Claude Thélot a dirigé la direction statistique du ministère de l’éducation huit années durant, présidé le débat national sur l’avenir de l’École en 2003-2004 et été conseiller-maître à la Cour des Comptes. Peu loquace sur l’éducation aujourd’hui, il a accepté de répondre au Monde pour dénoncer une situation qu’il estime extrémement choquante sur le fond. En effet, les publications de la DEPP, Direction de l’évaluation, de la pprospective et de la performance se raréfient. Certains chercheurs dénoncent leur non parution, lorsqu’elles ne servent pas la communication ministérielle (cf Le Monde daté 13 janvier).

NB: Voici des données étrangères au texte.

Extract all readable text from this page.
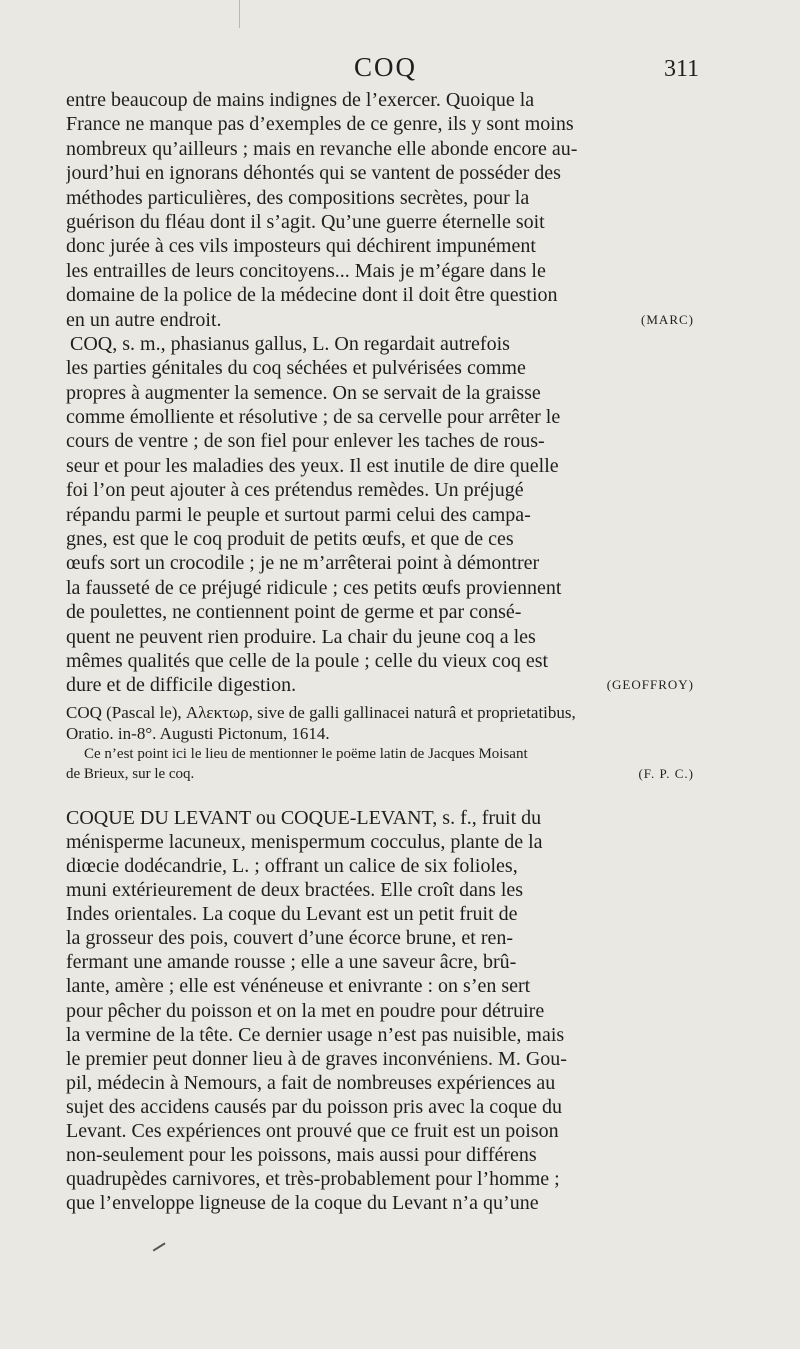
COQ	311
entre beaucoup de mains indignes de l’exercer. Quoique la
France ne manque pas d’exemples de ce genre, ils y sont moins
nombreux qu’ailleurs ; mais en revanche elle abonde encore au-
jourd’hui en ignorans déhontés qui se vantent de posséder des
méthodes particulières, des compositions secrètes, pour la
guérison du fléau dont il s’agit. Qu’une guerre éternelle soit
donc jurée à ces vils imposteurs qui déchirent impunément
les entrailles de leurs concitoyens... Mais je m’égare dans le
domaine de la police de la médecine dont il doit être question
en un autre endroit.	(MARC)
COQ, s. m., phasianus gallus, L. On regardait autrefois
les parties génitales du coq séchées et pulvérisées comme
propres à augmenter la semence. On se servait de la graisse
comme émolliente et résolutive ; de sa cervelle pour arrêter le
cours de ventre ; de son fiel pour enlever les taches de rous-
seur et pour les maladies des yeux. Il est inutile de dire quelle
foi l’on peut ajouter à ces prétendus remèdes. Un préjugé
répandu parmi le peuple et surtout parmi celui des campa-
gnes, est que le coq produit de petits œufs, et que de ces
œufs sort un crocodile ; je ne m’arrêterai point à démontrer
la fausseté de ce préjugé ridicule ; ces petits œufs proviennent
de poulettes, ne contiennent point de germe et par consé-
quent ne peuvent rien produire. La chair du jeune coq a les
mêmes qualités que celle de la poule ; celle du vieux coq est
dure et de difficile digestion.	(GEOFFROY)
COQ (Pascal le), Αλεκτωρ, sive de galli gallinacei naturâ et proprietatibus,
Oratio. in-8°. Augusti Pictonum, 1614.
Ce n’est point ici le lieu de mentionner le poëme latin de Jacques Moisant
de Brieux, sur le coq.	(F. P. C.)
COQUE DU LEVANT ou COQUE-LEVANT, s. f., fruit du
ménisperme lacuneux, menispermum cocculus, plante de la
diœcie dodécandrie, L. ; offrant un calice de six folioles,
muni extérieurement de deux bractées. Elle croît dans les
Indes orientales. La coque du Levant est un petit fruit de
la grosseur des pois, couvert d’une écorce brune, et ren-
fermant une amande rousse ; elle a une saveur âcre, brû-
lante, amère ; elle est vénéneuse et enivrante : on s’en sert
pour pêcher du poisson et on la met en poudre pour détruire
la vermine de la tête. Ce dernier usage n’est pas nuisible, mais
le premier peut donner lieu à de graves inconvéniens. M. Gou-
pil, médecin à Nemours, a fait de nombreuses expériences au
sujet des accidens causés par du poisson pris avec la coque du
Levant. Ces expériences ont prouvé que ce fruit est un poison
non-seulement pour les poissons, mais aussi pour différens
quadrupèdes carnivores, et très-probablement pour l’homme ;
que l’enveloppe ligneuse de la coque du Levant n’a qu’une
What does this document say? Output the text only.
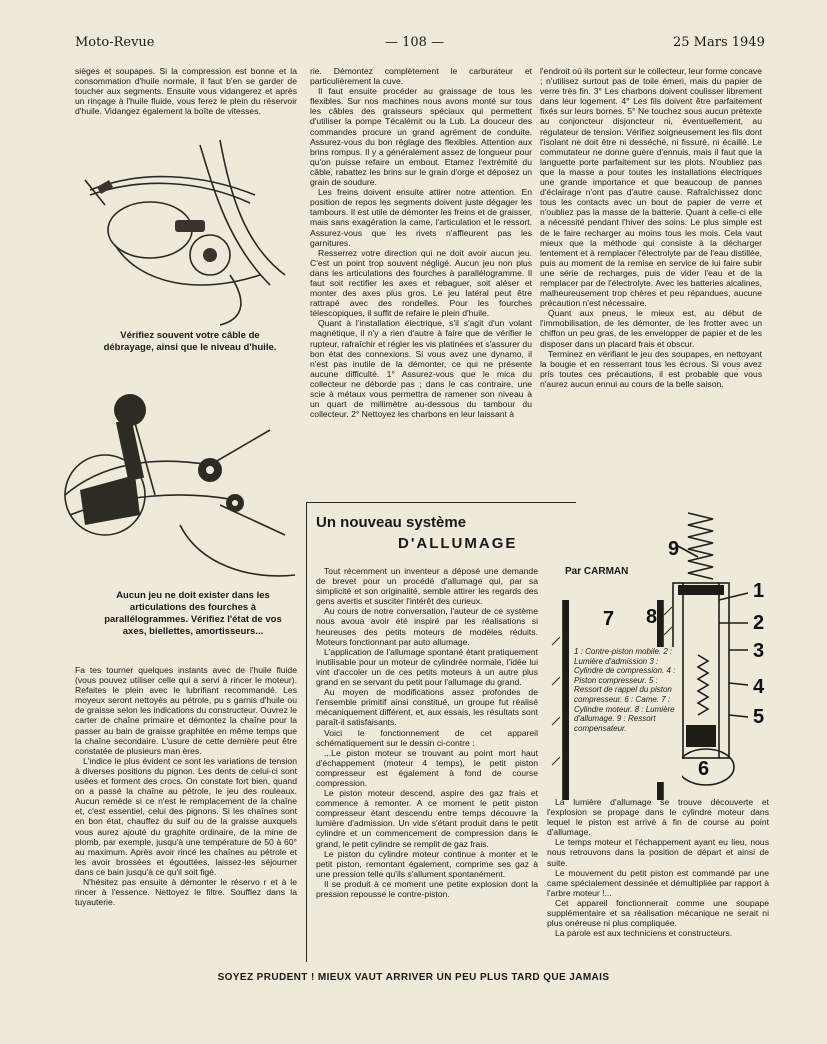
Moto-Revue	— 108 —	25 Mars 1949

sièges et soupapes. Si la compression est bonne et la consommation d'huile normale, il faut b'en se garder de toucher aux segments. Ensuite vous vidangerez et après un rinçage à l'huile fluide, vous ferez le plein du réservoir d'huile. Vidangez également la boîte de vitesses.

Vérifiez souvent votre câble de débrayage, ainsi que le niveau d'huile.
Aucun jeu ne doit exister dans les articulations des fourches à parallélogrammes. Vérifiez l'état de vos axes, biellettes, amortisseurs...

Fa tes tourner quelques instants avec de l'huile fluide (vous pouvez utiliser celle qui a servi à rincer le moteur). Refaites le plein avec le lubrifiant recommandé. Les moyeux seront nettoyés au pétrole, pu s garnis d'huile ou de graisse selon les indications du constructeur. Ouvrez le carter de chaîne primaire et démontez la chaîne pour la passer au bain de graisse graphitée en même temps que la chaîne secondaire. L'usure de cette dernière peut être constatée de plusieurs man ères.

L'indice le plus évident ce sont les variations de tension à diverses positions du pignon. Les dents de celui-ci sont usées et forment des crocs. On constate fort bien, quand on a passé la chaîne au pétrole, le jeu des rouleaux. Aucun remède si ce n'est le remplacement de la chaîne et, c'est essentiel, celui des pignons. Si les chaînes sont en bon état, chauffez du suif ou de la graisse auxquels vous aurez ajouté du graphite ordinaire, de la mine de plomb, par exemple, jusqu'à une température de 50 à 60° au maximum. Après avoir rincé les chaînes au pétrole et les avoir brossées et égouttées, laissez-les séjourner dans ce bain jusqu'à ce qu'il soit figé.

N'hésitez pas ensuite à démonter le réservo r et à le rincer à l'essence. Nettoyez le filtre. Soufflez dans la tuyauterie.

rie. Démontez complètement le carburateur et particulièrement la cuve.

Il faut ensuite procéder au graissage de tous les flexibles. Sur nos machines nous avons monté sur tous les câbles des graisseurs spéciaux qui permettent d'utiliser la pompe Técalémit ou la Lub. La douceur des commandes procure un grand agrément de conduite. Assurez-vous du bon réglage des flexibles. Attention aux brins rompus. Il y a généralement assez de longueur pour qu'on puisse refaire un embout. Etamez l'extrémité du câble, rabattez les brins sur le grain d'orge et déposez un grain de soudure.

Les freins doivent ensuite attirer notre attention. En position de repos les segments doivent juste dégager les tambours. Il est utile de démonter les freins et de graisser, mais sans exagération la came, l'articulation et le ressort. Assurez-vous que les rivets n'affleurent pas les garnitures.

Resserrez votre direction qui ne doit avoir aucun jeu. C'est un point trop souvent négligé. Aucun jeu non plus dans les articulations des fourches à parallélogramme. Il faut soit rectifier les axes et rebaguer, soit aléser et monter des axes plus gros. Le jeu latéral peut être rattrapé avec des rondelles. Pour les fourches télescopiques, il suffit de refaire le plein d'huile.

Quant à l'installation électrique, s'il s'agit d'un volant magnétique, il n'y a rien d'autre à faire que de vérifier le rupteur, rafraîchir et régler les vis platinées et s'assurer du bon état des connexions. Si vous avez une dynamo, il n'est pas inutile de la démonter, ce qui ne présente aucune difficulté. 1° Assurez-vous que le mica du collecteur ne déborde pas ; dans le cas contraire, une scie à métaux vous permettra de ramener son niveau à un quart de millimètre au-dessous du tambour du collecteur. 2° Nettoyez les charbons en leur laissant à

l'endroit où ils portent sur le collecteur, leur forme concave ; n'utilisez surtout pas de toile émeri, mais du papier de verre très fin. 3° Les charbons doivent coulisser librement dans leur logement. 4° Les fils doivent être parfaitement fixés sur leurs bornes. 5° Ne touchez sous aucun prétexte au conjoncteur disjoncteur ni, éventuellement, au régulateur de tension. Vérifiez soigneusement les fils dont l'isolant ne doit être ni desséché, ni fissuré, ni écaillé. Le commutateur ne donne guère d'ennuis, mais il faut que la languette porte parfaitement sur les plots. N'oubliez pas que la masse a pour toutes les installations électriques une grande importance et que beaucoup de pannes d'éclairage n'ont pas d'autre cause. Rafraîchissez donc tous les contacts avec un bout de papier de verre et n'oubliez pas la masse de la batterie. Quant à celle-ci elle a nécessité pendant l'hiver des soins. Le plus simple est de le faire recharger au moins tous les mois. Cela vaut mieux que la méthode qui consiste à la décharger lentement et à remplacer l'électrolyte par de l'eau distillée, puis au moment de la remise en service de lui faire subir une série de recharges, puis de vider l'eau et de la remplacer par de l'électrolyte. Avec les batteries alcalines, malheureusement trop chères et peu répandues, aucune précaution n'est nécessaire.

Quant aux pneus, le mieux est, au début de l'immobilisation, de les démonter, de les frotter avec un chiffon un peu gras, de les envelopper de papier et de les disposer dans un placard frais et obscur.

Terminez en vérifiant le jeu des soupapes, en nettoyant la bougie et en resserrant tous les écrous. Si vous avez pris toutes ces précautions, il est probable que vous n'aurez aucun ennui au cours de la belle saison.

Un nouveau système
D'ALLUMAGE
Par CARMAN

Tout récemment un inventeur a déposé une demande de brevet pour un procédé d'allumage qui, par sa simplicité et son originalité, semble attirer les regards des gens avertis et susciter l'intérêt des curieux.

Au cours de notre conversation, l'auteur de ce système nous avoua avoir été inspiré par les réalisations si heureuses des petits moteurs de modèles réduits. Moteurs fonctionnant par auto allumage.

L'application de l'allumage spontané étant pratiquement inutilisable pour un moteur de cylindrée normale, l'idée lui vint d'accoler un de ces petits moteurs à un autre plus grand en se servant du petit pour l'allumage du grand.

Au moyen de modifications assez profondes de l'ensemble primitif ainsi constitué, un groupe fut réalisé mécaniquement différent, et, aux essais, les résultats sont paraît-il satisfaisants.

Voici le fonctionnement de cet appareil schématiquement sur le dessin ci-contre :

...Le piston moteur se trouvant au point mort haut d'échappement (moteur 4 temps), le petit piston compresseur est également à fond de course compression.

Le piston moteur descend, aspire des gaz frais et commence à remonter. A ce moment le petit piston compresseur étant descendu entre temps découvre la lumière d'admission. Un vide s'étant produit dans le petit cylindre et un commencement de compression dans le grand, le petit cylindre se remplit de gaz frais.

Le piston du cylindre moteur continue à monter et le petit piston, remontant également, comprime ses gaz à une pression telle qu'ils s'allument spontanément.

Il se produit à ce moment une petite explosion dont la pression repousse le contre-piston.

1
2
3
4
5
6
7 8
9
1 : Contre-piston mobile. 2 : Lumière d'admission 3 : Cylindre de compression. 4 : Piston compresseur. 5 : Ressort de rappel du piston compresseur. 6 : Came. 7 : Cylindre moteur. 8 : Lumière d'allumage. 9 : Ressort compensateur.

La lumière d'allumage se trouve découverte et l'explosion se propage dans le cylindre moteur dans lequel le piston est arrivé à fin de course au point d'allumage.

Le temps moteur et l'échappement ayant eu lieu, nous nous retrouvons dans la position de départ et ainsi de suite.

Le mouvement du petit piston est commandé par une came spécialement dessinée et démultipliée par rapport à l'arbre moteur !...

Cet appareil fonctionnerait comme une soupape supplémentaire et sa réalisation mécanique ne serait ni plus onéreuse ni plus compliquée.

La parole est aux techniciens et constructeurs.

SOYEZ PRUDENT ! MIEUX VAUT ARRIVER UN PEU PLUS TARD QUE JAMAIS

Les parents d’élèves de la FCPE viennent de prévenir que "es informations relevant de missions de service public ne sauraient être réservées au seul ministre " Interstat, le collectif de syndicats de l’Insee et des services statistiques ministériels dénonce de son côté le débat faussé » sur l’éducation et la mise à l’écart de la Depp. De son côté, le Haut Conseil de l’Education, (HCE) écrivait en septembre dans un rapport « Il est essentiel que, dans notre démocratie, les données concernant les résultats de notre système éducatif soient objectives et transparentes, donc incontestables".
Ce comité dont le mandat arrive à terme risque fort de n’être pas renouvelé. Cette instance a en effet été très critique sur les choix en matière de politique éducative, a souligné les incohérences et les dérives. C’est aussi cet organisme qui en 2008 a jeté un pavé dans la mare en montrant les points faibles de notre école primaire.

Quel regard portez-vous sur l’évaluation du système éducatif aujourd’hui et le fait que l’évaluation des élèves soit aujourd’hui prise en charge par un service autre que celui de l’évaluation ?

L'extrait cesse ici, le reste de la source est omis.